简体   繁体   中英

Send a zero-data TCP/IP packet using Java

My goal is to send a TCP packet with empty data field, in order to test the socket with the remote machine.

I am using the OutputStream class's method of write(byte[] b). my attempt:

outClient = ClientSocket.getOutputStream();
outClient.write(("").getBytes());

Doing so, the packet never show up on the wire. It works fine if "" is replaced by " " or any non-zero string.

I tried jpcap, which worked with me, but didn't serve my goal. I thought of extending the OutputStream class, and implementing my own OutputStream.write method. But this is beyond my knowledge. Please give me advice if someone have already done such a thing.

If you just want to quickly detect silently dropped connections, you can use Socket.setKeepAlive( true ) . This method ask TCP/IP to handle heartbeat probing without any data packets or application programming. If you want more control on the frequency of the heartbeat, however, you should implement heartbeat with application level packets.
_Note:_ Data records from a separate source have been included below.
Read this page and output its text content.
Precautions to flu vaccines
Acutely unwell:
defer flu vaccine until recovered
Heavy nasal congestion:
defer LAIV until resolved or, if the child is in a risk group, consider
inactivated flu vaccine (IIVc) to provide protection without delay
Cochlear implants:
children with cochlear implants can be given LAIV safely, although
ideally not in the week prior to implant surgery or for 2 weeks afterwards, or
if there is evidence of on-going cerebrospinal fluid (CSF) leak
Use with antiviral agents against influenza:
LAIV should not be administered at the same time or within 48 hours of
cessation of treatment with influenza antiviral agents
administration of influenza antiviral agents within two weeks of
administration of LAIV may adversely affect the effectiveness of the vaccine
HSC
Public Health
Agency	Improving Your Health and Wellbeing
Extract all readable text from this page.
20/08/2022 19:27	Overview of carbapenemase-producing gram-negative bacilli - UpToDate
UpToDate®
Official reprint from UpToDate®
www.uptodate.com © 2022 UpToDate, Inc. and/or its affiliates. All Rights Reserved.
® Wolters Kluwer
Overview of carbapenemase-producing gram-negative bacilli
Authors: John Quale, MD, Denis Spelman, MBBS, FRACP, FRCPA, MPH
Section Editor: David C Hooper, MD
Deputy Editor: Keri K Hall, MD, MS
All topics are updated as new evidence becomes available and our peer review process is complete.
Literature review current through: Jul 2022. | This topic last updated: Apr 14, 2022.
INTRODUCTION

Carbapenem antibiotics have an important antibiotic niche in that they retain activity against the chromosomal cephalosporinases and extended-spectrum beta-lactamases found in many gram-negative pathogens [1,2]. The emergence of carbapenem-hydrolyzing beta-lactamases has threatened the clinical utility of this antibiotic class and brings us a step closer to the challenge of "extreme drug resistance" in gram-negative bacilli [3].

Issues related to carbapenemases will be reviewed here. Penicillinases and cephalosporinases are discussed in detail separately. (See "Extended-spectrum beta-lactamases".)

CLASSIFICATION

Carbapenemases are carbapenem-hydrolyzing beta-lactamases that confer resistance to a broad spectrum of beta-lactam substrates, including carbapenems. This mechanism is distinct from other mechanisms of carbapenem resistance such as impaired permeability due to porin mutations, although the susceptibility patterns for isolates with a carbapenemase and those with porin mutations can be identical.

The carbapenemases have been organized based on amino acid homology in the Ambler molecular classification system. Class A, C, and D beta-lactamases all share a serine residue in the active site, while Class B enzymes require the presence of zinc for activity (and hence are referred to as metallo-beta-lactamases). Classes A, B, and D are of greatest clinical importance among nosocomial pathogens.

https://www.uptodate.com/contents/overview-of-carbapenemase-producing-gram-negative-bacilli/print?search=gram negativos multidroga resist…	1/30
See here for more details: http://mindprod.com/jgloss/socket.html#DISCONNECT

There is no such thing as an empty TCP packet, because there is no such thing as a TCP packet. TCP is a byte-stream protocol. If you send zero bytes, nothing happens.

To detect broken connections, short of keepalive which only helps you after two hours, you must rely on read timeouts and write exceptions.